What should a Georgia employer do right now?
A Georgia employer adopting automation can get ahead of these issues rather than react after a claim is filed. There are some steps an employer can take to try to avoid automation-related injuries.
- Conduct ergonomic assessments of human-robot workstations. The physical demands of a robotic pick station are different from those of a traditional warehouse role. Employers should be evaluating cycle times, repetitive-motion exposure, and workstation design with the same rigor they would apply to any new piece of heavy equipment.

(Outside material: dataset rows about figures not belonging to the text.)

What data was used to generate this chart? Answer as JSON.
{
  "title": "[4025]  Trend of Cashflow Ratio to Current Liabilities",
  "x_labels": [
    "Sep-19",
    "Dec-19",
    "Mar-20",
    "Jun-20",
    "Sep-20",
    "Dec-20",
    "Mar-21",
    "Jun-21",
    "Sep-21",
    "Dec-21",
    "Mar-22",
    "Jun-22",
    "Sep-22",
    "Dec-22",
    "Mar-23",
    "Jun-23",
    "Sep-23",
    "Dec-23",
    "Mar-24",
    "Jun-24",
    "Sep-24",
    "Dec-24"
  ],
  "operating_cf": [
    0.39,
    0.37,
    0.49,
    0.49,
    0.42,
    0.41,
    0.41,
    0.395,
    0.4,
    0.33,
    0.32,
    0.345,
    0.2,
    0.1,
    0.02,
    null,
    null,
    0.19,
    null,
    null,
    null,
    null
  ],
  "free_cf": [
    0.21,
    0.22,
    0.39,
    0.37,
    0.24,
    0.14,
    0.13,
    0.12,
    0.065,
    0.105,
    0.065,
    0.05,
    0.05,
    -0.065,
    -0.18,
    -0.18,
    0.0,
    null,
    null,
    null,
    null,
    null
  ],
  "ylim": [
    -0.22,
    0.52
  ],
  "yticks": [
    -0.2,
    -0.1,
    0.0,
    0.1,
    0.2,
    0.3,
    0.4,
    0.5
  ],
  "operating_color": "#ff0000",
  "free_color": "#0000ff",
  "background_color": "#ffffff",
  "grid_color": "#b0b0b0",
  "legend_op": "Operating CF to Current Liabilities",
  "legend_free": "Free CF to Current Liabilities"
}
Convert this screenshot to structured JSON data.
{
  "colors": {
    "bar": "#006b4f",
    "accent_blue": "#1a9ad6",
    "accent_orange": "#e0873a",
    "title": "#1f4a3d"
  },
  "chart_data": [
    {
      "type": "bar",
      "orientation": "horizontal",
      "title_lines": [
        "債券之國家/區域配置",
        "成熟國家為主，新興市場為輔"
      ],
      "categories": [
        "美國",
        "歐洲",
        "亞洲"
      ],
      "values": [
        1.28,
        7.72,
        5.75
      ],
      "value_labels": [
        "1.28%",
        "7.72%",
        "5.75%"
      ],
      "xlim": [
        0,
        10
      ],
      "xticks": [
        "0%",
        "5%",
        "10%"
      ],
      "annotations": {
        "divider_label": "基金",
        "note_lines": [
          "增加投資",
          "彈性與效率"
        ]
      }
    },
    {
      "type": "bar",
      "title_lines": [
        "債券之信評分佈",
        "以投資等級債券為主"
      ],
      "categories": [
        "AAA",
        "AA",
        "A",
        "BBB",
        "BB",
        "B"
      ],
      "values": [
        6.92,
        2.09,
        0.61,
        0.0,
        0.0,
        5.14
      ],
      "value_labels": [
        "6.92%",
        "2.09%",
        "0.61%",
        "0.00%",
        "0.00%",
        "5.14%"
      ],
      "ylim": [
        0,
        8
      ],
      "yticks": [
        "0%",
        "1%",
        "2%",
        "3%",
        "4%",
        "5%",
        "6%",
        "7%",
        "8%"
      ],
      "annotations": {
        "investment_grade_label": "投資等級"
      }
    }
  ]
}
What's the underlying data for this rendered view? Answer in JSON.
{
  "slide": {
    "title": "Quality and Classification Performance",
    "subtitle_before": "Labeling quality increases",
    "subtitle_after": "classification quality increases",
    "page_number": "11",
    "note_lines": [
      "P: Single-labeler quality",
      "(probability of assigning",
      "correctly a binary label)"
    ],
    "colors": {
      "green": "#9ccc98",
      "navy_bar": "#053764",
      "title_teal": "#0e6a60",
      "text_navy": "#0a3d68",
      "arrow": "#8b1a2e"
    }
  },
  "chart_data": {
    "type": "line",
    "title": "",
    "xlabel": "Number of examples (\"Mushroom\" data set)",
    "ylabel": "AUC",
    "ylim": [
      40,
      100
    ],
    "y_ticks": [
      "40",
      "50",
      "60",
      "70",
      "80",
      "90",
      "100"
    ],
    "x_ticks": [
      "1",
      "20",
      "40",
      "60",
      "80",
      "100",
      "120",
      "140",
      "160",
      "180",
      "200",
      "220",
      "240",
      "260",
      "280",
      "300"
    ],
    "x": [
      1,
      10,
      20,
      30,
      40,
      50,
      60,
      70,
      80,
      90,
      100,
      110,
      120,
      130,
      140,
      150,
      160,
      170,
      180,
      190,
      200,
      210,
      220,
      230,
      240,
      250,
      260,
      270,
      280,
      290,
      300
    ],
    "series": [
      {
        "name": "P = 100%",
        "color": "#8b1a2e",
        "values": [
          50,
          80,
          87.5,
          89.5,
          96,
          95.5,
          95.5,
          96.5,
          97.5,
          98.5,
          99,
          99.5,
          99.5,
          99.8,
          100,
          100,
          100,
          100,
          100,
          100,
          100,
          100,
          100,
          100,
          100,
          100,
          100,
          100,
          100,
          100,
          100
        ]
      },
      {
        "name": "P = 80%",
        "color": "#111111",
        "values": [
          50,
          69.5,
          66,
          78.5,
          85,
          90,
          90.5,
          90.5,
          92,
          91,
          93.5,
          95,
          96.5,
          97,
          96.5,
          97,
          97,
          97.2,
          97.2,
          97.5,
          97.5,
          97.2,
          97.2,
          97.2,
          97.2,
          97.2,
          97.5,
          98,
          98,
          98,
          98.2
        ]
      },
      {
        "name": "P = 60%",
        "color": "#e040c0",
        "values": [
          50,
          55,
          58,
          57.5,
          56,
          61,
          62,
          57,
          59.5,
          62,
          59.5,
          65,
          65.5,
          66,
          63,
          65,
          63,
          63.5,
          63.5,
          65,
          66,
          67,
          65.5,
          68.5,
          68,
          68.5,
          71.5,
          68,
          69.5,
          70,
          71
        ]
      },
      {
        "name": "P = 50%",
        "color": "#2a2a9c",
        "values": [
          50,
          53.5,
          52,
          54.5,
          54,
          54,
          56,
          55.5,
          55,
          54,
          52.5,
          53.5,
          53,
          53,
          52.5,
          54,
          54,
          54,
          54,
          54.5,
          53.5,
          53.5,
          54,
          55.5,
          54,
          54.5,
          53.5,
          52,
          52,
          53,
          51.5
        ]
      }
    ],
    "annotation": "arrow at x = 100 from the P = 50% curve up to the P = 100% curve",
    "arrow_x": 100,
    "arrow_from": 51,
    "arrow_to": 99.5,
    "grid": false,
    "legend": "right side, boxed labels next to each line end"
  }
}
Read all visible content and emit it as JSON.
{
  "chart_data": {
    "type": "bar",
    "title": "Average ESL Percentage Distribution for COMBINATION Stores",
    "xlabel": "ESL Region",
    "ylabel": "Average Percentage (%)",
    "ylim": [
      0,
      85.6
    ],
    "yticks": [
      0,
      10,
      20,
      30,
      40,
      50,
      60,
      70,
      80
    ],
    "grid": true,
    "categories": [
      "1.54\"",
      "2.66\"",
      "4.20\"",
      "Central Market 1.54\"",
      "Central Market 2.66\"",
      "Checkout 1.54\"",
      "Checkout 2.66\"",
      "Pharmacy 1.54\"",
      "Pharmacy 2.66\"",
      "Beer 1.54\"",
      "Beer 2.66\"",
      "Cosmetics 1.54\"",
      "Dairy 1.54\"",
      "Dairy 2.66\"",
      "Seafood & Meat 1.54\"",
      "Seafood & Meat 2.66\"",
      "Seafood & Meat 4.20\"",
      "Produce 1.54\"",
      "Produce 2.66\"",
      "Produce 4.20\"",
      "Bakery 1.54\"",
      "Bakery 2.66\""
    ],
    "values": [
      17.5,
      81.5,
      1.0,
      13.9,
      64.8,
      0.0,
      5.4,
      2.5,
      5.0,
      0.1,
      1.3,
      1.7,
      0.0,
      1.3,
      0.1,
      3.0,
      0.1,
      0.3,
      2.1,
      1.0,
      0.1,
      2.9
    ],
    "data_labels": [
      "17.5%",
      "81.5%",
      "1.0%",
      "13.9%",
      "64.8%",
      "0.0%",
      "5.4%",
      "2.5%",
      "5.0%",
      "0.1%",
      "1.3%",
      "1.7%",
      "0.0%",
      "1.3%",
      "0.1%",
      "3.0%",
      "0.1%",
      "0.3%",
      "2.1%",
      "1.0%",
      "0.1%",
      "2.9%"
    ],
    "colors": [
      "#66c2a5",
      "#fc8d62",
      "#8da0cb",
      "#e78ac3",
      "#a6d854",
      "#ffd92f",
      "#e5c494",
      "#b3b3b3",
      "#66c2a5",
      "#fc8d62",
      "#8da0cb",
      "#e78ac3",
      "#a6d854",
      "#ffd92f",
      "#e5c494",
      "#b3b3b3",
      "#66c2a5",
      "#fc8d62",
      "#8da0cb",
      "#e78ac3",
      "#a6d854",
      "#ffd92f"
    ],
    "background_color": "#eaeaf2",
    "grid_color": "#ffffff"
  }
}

- Document training on all automated wearable systems. If an injury claim turns on whether a worker was properly trained to use an exoskeleton or to operate alongside mobile robots, contemporaneous training records can become critical evidence. A Georgia employer should maintain detailed logs of who was trained, when, on what equipment, and by whom.
- Review production algorithms for safety concerns. If an AI system is setting the pace of work, someone in the organization should be asking whether that pace is physically sustainable over a full shift. The answer should be documented. An algorithm that maximizes throughput without accounting for human ergonomic limits is a workers’ compensation claim waiting to happen.
- Update panel physician lists. Georgia law requires each employer to maintain a posted panel of at least six physicians available to injured workers. As injury patterns shift toward complex human–machine interaction cases, an employer should ensure its panel includes orthopedic specialists and occupational medicine physicians who are equipped to evaluate and treat these emerging conditions.
What’s next?
Georgia is all-in on adopting automation in the workplace—as the saying goes, we’re not going to stop this freight train.
The Port of Savannah’s Garden City Terminal West expansion is on track for 2026, the Blue Ridge Connector inland terminal is opening near Gainesville, and the state’s logistics footprint is growing by every measure. The robots are here. The AI systems are here. And the injuries they produce—different in kind, harder to prove, and often more complex to treat—are here, too.
The workers’ compensation system in Georgia was built in 1920, and was designed for a workforce that lifted, carried, and moved things with its own muscles. That system is flexible enough to cover most of what is coming. But employers, insurers, and practitioners who treat automation-related injuries the same way they treat a warehouse slip-and-fall will find themselves behind the curve. The world is changing, and we all need to change with it.